The Jackson Reforms
Reforms to the civil litigation costs and funding regime, based on Lord Justice Jackson’s recommendations (the “Jackson Reforms”), were implemented on 1 April 2013.
The reforms include the introduction of damages-based agreements, significant changes to the rules governing conditional fee agreements, offers to settle and the introduction of costs management procedures for multi-track cases in most courts.
Costs management procedures are introduced for all multi-track cases commenced on or after 1 April 2013 in all courts (except the Commercial Court and the High Court where the sum in dispute exceeds £2,000,000).
These procedures require all parties (except those representing themselves) to file and exchange budgets detailing estimated costs for each stage in the proceedings. Each party must do so by the deadline set by the Court.
When making decisions about how to manage cases, the Court will take into account these budgets and how they may be affected by the Court’s decisions. The Court may make a “costs management order” in which it will record the extent to which the budgets are agreed between the parties or record the Court’s approval of a budget.

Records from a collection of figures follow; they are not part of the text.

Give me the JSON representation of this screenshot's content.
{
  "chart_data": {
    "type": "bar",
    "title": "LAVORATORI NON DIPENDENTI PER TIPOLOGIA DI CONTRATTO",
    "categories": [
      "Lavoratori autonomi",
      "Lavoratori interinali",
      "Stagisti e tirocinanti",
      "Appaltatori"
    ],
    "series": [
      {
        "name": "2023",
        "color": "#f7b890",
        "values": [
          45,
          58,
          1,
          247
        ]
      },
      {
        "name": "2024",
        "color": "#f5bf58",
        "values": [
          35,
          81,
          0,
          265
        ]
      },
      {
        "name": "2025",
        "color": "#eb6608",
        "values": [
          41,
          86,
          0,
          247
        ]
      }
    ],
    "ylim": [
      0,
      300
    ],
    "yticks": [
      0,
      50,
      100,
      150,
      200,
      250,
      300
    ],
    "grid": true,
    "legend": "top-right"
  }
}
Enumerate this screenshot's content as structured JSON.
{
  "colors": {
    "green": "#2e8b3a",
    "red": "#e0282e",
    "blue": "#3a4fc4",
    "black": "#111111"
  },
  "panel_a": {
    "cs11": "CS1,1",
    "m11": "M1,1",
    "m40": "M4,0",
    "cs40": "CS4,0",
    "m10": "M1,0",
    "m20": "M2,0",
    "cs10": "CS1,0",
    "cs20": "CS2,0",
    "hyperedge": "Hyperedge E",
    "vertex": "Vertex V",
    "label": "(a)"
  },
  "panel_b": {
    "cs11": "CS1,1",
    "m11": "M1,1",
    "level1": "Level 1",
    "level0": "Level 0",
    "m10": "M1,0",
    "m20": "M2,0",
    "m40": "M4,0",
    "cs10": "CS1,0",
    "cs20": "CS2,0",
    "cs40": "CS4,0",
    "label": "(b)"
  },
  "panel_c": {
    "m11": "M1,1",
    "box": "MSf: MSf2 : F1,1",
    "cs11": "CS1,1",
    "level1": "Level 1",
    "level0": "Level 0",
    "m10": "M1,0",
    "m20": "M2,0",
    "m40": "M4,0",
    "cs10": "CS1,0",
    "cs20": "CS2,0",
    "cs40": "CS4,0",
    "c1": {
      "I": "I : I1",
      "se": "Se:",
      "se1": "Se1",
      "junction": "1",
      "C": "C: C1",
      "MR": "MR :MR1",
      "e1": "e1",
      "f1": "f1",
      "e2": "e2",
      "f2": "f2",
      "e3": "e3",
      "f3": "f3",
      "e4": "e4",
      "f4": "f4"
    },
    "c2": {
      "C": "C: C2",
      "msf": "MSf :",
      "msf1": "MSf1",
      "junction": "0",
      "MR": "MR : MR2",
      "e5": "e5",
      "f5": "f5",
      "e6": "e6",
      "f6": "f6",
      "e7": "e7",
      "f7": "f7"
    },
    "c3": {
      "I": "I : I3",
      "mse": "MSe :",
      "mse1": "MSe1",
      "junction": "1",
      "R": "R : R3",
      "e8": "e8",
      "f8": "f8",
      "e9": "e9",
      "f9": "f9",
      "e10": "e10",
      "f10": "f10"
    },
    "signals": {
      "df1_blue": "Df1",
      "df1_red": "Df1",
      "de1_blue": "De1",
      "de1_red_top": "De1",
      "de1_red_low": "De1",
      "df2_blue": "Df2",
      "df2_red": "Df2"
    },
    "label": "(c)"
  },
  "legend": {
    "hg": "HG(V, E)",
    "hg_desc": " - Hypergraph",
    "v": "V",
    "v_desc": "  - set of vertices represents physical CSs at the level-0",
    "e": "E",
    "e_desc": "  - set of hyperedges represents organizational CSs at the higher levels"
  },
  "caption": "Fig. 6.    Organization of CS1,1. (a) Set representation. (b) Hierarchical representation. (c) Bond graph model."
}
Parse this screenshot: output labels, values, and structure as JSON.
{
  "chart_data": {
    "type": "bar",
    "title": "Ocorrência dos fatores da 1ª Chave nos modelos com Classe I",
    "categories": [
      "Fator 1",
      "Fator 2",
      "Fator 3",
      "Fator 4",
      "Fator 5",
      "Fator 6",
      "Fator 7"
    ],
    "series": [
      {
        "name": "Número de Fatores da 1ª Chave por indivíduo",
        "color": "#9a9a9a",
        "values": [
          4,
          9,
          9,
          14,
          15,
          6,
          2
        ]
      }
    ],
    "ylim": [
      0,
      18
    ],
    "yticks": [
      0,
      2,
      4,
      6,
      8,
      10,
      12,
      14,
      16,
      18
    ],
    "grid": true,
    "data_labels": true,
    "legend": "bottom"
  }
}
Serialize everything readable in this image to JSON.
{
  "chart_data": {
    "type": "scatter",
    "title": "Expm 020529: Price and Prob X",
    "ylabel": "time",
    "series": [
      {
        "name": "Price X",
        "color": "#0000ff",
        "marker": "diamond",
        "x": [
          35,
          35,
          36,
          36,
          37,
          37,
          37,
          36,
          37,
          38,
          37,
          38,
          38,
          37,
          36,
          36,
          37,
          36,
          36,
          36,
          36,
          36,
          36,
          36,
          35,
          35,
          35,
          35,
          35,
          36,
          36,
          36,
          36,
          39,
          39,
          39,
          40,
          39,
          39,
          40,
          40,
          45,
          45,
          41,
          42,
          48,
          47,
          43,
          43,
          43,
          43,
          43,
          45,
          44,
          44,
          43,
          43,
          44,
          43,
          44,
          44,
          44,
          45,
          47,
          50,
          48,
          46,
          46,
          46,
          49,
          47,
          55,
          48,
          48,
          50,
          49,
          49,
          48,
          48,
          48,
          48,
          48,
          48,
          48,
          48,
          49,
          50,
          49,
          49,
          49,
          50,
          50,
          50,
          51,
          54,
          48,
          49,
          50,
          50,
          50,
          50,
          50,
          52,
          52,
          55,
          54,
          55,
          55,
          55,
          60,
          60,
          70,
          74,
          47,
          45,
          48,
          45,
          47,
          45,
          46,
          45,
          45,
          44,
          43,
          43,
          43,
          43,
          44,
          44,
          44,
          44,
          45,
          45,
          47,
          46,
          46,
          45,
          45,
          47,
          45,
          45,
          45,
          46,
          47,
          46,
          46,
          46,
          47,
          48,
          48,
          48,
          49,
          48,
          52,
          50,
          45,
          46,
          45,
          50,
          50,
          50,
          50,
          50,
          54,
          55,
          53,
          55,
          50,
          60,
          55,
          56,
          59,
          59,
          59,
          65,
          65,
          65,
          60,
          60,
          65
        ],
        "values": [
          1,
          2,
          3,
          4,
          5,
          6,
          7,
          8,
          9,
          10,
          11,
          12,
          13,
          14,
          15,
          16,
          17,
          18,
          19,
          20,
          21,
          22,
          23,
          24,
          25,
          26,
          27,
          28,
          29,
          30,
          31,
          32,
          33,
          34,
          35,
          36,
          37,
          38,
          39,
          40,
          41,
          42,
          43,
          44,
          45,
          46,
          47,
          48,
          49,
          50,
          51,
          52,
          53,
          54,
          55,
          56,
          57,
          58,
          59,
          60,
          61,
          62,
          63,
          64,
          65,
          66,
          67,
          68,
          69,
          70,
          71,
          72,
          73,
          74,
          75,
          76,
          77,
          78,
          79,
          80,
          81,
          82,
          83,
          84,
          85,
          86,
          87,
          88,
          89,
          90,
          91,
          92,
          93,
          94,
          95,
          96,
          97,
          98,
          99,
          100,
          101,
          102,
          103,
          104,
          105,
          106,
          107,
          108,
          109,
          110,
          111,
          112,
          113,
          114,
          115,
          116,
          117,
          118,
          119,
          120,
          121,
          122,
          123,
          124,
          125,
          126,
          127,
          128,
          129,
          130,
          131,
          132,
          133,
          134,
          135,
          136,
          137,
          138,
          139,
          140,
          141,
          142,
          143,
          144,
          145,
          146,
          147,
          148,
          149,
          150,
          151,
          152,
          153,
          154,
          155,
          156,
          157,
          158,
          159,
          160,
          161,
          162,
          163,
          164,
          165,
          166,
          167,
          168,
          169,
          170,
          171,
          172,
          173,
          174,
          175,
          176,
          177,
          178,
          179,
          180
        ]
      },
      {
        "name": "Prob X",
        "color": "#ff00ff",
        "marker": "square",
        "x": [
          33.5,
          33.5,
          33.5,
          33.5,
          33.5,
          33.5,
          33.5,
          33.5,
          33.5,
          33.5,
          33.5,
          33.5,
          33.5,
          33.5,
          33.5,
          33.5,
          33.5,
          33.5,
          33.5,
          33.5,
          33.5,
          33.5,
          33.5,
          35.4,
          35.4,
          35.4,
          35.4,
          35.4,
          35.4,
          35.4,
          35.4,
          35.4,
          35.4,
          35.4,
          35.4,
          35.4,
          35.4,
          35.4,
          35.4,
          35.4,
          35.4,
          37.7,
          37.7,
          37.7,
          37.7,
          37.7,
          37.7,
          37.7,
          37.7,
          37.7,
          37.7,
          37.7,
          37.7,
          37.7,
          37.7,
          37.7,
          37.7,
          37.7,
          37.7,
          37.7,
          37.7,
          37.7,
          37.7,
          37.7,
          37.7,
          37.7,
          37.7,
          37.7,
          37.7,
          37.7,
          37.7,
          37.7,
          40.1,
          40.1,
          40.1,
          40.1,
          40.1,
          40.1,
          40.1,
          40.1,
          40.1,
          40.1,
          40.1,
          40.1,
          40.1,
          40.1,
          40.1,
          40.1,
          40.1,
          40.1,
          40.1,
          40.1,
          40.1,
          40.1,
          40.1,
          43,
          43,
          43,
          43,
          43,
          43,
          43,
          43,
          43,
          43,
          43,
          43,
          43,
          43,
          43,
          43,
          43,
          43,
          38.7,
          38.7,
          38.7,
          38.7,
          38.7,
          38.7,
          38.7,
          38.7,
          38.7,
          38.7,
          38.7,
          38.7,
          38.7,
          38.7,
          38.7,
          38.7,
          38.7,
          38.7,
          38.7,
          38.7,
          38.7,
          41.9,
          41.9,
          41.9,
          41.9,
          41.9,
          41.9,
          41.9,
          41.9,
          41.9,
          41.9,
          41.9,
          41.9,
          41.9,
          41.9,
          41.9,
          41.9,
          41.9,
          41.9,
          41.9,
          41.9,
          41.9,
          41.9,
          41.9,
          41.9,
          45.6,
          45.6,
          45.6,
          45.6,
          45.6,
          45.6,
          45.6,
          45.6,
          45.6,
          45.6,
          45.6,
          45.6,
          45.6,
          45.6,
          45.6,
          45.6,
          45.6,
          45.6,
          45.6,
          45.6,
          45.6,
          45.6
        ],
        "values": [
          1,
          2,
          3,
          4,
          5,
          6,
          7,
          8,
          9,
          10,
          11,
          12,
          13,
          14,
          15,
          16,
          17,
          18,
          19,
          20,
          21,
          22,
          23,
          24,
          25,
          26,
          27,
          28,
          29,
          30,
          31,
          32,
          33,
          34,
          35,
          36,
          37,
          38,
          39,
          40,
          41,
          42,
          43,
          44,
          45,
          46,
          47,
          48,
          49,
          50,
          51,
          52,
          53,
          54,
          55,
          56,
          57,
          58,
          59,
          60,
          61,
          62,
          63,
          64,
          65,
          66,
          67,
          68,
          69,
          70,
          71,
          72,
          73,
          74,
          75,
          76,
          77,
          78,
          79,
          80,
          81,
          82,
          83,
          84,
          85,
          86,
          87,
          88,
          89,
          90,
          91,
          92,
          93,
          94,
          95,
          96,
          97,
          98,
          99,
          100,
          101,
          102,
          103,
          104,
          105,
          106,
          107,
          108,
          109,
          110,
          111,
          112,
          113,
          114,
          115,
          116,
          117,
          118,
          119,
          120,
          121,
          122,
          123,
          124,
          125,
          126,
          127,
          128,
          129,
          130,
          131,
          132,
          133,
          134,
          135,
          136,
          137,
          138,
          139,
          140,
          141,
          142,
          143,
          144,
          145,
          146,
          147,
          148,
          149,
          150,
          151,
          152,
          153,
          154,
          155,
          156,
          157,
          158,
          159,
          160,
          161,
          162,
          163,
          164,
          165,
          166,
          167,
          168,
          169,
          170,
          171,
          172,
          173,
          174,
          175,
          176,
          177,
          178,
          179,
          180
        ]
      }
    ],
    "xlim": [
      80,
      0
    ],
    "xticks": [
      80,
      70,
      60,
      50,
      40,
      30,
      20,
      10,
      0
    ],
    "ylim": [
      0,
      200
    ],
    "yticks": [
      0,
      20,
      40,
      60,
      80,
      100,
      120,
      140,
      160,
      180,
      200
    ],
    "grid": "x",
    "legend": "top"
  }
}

Parties will also have to submit revised costs budgets in the event that developments in the litigation render previous budgets inaccurate. The Court may approve, vary or disapprove revised budgets.
Any party which fails to file a costs budget will be treated by the Court as having filed a budget comprising only the applicable Court fees. This would limit the party’s ability to recover its costs to this amount. It will therefore be vital for parties to prepare accurate budgets and keep them up to date.
Offers to Settle
Where a claimant or defendant makes an offer to settle a claim, and that offer is refused and the opponent goes to trial but fails to do better than the offer made, then the party that refused the offer is likely to suffer costs sanctions imposed by the Court. The nature of the sanction depends on whether the offer was made by the defendant or the claimant. The purpose of this system is to encourage parties to settle claims where reasonable offers are made.
In his review, Lord Justice Jackson said that changes were required in order to balance the position between claimants and defendants as it was felt that the consequences for a defendant not accepting a claimant’s offer were less significant than where a claimant failed to accept a defendant’s offer.
As such, an additional sanction is introduced in respect of offers made by claimants on or after 1 April 2013 which are not accepted and where the defendant fails to do better than the offer made. This will be calculated as 10% of damages in money claims or 10% of costs for non-money claims (although the percentage will be tapered where damages exceed certain thresholds).
Damages Based Agreements
Damages-based agreements (“DBAs”), will, for the first time, be allowed for litigation or arbitration proceedings in England and Wales. This means that lawyers will be able to be remunerated through a share of any damages achieved by their client. Such arrangements have not previously been permitted.
The Damages-Based Agreements Regulations 2013 are still in draft form and subject to change but, as they currently define the payment under DBAs as part of the sum recovered in respect of the claim or damages awarded, it appears that DBAs will only be available to a claimant (or counterclaimant) and not to a defendant to a claim.
This does not, however, appear to mean that if a claim is successful, a defendant will be required to pay the full amount of any contingency fee. A claimant’s recoverable costs will continue to be assessed in the usual way and, if a contingency fee is higher than the figure assessed to be payable, the claimant will have to pay the deficit from its damages. As such, a defendant’s costs liability should not be increased by these arrangements.
Conditional fee agreements and after the event insurance
A key element of the Jackson Reforms was to recommend that the ability of successful party to recover costs uplifts and insurance premiums from its opponent should be abolished. This recommendation has been implemented as part of the new regime from 1 April 2013.